CHROMOSOME STABILITY
Genome stability is the foundation of healthy cells and the key to normal cell physiology and species survival. It is a defining feature of eukaryotic cells and is essential for the accurate maintenance and partitioning of genetic material during cellular division. Despite its critical importance, the complex network of genes, proteins, and pathways that safeguard genome stability remains largely unknown.
Chromosome stability, or the precise preservation of chromosome number and DNA content, is a cornerstone of genome integrity. However, fundamental questions about how chromosome stability is regulated and maintained persist. Advancing our understanding of genome stability depends on uncovering the molecular mechanisms that control chromosome stability, a pioneering area of research with profound implications for biology and medicine.
We invite curious and motivated students and postdoctoral fellows to join us in this pioneering research, where you can develop hands-on expertise with the latest technologies and contribute to fundamental advances in cell biology.
Our team is at the forefront of innovative research into chromosome stability, a fundamental process that ensures cells maintain the correct amount of genetic material through every division.

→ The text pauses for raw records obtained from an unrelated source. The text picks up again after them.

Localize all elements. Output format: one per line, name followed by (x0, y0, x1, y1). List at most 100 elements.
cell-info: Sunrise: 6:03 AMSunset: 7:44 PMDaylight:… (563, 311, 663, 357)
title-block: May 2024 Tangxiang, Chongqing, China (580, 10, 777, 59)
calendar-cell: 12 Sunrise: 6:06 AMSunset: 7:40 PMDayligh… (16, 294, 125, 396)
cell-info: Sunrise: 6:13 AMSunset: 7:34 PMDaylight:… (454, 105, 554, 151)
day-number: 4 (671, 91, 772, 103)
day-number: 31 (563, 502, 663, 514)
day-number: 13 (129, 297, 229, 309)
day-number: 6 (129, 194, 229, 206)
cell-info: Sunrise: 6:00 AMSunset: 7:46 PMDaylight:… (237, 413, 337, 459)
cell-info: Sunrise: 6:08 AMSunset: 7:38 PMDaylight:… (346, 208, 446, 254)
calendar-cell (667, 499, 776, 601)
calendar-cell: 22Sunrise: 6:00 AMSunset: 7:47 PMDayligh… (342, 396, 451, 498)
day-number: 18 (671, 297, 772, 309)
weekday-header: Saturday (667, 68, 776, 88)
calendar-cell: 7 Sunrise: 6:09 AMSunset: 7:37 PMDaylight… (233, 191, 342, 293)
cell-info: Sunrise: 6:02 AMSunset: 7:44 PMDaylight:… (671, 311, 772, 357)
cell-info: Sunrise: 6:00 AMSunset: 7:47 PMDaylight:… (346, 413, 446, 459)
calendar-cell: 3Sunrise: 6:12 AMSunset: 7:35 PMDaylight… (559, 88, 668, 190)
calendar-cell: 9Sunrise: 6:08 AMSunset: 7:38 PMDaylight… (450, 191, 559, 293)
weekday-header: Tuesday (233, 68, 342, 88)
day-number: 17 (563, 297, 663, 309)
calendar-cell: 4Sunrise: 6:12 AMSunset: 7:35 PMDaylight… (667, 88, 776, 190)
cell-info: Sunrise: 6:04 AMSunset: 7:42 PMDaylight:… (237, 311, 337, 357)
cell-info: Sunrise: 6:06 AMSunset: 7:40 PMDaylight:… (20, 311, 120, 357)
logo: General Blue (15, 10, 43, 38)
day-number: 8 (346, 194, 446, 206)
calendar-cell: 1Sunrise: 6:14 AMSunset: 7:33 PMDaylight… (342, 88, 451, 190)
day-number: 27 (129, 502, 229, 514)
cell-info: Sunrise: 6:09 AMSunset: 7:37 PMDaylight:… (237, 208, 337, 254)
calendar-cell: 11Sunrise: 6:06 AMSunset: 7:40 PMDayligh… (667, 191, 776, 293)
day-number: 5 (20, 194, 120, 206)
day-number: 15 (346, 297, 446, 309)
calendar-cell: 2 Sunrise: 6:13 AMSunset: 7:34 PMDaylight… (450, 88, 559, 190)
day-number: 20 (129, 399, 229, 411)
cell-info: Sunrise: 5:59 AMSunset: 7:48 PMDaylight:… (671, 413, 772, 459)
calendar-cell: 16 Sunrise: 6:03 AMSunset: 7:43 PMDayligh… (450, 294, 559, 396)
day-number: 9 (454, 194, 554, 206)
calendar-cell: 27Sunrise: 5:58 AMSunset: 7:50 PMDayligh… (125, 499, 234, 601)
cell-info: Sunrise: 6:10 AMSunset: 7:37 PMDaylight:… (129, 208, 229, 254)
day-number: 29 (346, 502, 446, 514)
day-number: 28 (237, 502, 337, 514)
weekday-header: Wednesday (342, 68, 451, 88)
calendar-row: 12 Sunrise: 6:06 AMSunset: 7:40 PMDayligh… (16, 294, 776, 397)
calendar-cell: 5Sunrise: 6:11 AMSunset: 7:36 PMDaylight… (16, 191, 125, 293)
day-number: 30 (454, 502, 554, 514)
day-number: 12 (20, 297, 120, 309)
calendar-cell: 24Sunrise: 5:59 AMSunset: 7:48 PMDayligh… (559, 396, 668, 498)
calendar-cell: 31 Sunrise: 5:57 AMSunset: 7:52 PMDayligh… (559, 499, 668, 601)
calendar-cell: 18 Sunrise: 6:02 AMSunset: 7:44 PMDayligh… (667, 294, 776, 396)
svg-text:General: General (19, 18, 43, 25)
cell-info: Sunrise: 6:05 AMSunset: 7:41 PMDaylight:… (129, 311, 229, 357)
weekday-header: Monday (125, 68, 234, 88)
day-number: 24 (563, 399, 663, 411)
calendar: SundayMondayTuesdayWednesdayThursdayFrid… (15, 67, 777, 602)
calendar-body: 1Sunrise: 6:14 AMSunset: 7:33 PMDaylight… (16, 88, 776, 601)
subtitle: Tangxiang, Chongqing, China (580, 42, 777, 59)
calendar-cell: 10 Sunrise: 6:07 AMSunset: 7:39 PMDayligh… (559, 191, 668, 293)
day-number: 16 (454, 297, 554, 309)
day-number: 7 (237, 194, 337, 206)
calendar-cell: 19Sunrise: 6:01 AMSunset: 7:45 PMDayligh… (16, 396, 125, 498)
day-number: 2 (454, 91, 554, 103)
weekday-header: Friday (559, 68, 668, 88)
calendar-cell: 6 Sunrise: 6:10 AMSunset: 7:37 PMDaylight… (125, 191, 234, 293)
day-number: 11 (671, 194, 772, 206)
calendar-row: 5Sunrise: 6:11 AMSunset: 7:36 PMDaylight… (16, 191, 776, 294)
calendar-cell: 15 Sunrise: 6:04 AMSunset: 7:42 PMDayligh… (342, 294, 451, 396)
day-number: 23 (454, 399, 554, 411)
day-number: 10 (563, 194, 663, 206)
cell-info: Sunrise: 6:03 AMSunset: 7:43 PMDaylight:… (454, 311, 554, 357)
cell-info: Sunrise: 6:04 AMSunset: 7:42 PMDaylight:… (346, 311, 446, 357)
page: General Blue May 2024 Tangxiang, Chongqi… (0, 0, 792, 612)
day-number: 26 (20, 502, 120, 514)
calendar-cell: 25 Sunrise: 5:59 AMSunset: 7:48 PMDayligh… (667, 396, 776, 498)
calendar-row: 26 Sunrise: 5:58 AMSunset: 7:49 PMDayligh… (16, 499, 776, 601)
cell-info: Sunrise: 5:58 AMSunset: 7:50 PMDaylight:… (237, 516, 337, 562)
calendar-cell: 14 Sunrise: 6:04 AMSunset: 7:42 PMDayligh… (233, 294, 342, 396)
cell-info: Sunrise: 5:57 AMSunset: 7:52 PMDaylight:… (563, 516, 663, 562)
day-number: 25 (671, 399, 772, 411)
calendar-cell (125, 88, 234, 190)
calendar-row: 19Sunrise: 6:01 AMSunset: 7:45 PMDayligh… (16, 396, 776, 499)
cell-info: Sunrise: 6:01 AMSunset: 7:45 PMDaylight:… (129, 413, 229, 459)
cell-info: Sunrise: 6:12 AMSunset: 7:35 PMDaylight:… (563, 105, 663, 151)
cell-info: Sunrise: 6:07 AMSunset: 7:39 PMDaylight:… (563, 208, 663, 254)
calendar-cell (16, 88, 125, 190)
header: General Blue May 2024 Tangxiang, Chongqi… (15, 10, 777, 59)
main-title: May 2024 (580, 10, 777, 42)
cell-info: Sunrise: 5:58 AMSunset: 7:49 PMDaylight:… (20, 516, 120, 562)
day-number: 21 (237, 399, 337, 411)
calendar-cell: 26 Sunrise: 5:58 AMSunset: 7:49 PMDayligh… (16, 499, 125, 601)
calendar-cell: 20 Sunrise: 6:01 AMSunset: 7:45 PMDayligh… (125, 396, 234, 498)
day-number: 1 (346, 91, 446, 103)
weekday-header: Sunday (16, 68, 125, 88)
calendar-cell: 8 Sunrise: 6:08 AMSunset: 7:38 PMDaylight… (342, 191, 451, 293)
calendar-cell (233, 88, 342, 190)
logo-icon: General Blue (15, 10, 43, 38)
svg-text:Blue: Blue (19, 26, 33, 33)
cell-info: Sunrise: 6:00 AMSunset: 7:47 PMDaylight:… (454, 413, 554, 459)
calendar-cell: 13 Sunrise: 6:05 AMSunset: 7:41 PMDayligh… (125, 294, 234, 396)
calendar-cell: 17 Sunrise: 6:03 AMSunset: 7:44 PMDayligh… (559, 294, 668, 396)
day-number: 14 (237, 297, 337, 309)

By harnessing state-of-the-art genetic tools and groundbreaking imaging technologies, we are uncovering the molecular pathways that safeguard the very foundation of cellular life.
Leading Edge Genetic Approaches
To identify the genes and proteins that regulate chromosome stability, we use advanced genetic techniques such as siRNA-mediated gene silencing and CRISPR/Cas9 gene editing. These powerful methods allow us to selectively turn off or remove specific genes in living cells, enabling us to pinpoint their roles in maintaining chromosome number and DNA content. Our schematic illustrates how these approaches let us dissect the complex genetic networks that keep our genomes stable.
Illustration showing how we use CRISPR/Cas9 gene editing to generate novel cellular models to study chromosome stability. The Cas9 protein, guided by a custom RNA, cuts DNA at a precise site. The cell repairs this break by adding or deleting DNA segments, effectively disrupting the target gene. This powerful, state-of-the-art approach allows us to uncover the genetic factors that maintain chromosome stability.
Quantitative Imaging Microscopy (QuantIM): Illuminating Chromosome Dynamics
Our research leverages state-of-the-art QuantIM to visualize and measure changes in chromosome stability at the single-cell level.
(Top) Schematic demonstrating how we use nuclear area measurements as a sensitive readout for changes in DNA or chromosome content. By precisely quantifying nuclear size, we can detect subtle shifts that signal underlying chromosomal alterations. (Bottom) Quantifying micronuclei, or small, extranuclear bodies that arise when chromosomes or fragments fail to be properly incorporated during cell division. Micronuclei serve as a visual markers for the loss of chromosome stability, and our imaging approaches allow us to track and analyze these events in real time.
By integrating innovative genetic and imaging strategies, our lab is driving new discoveries into chromosome stability.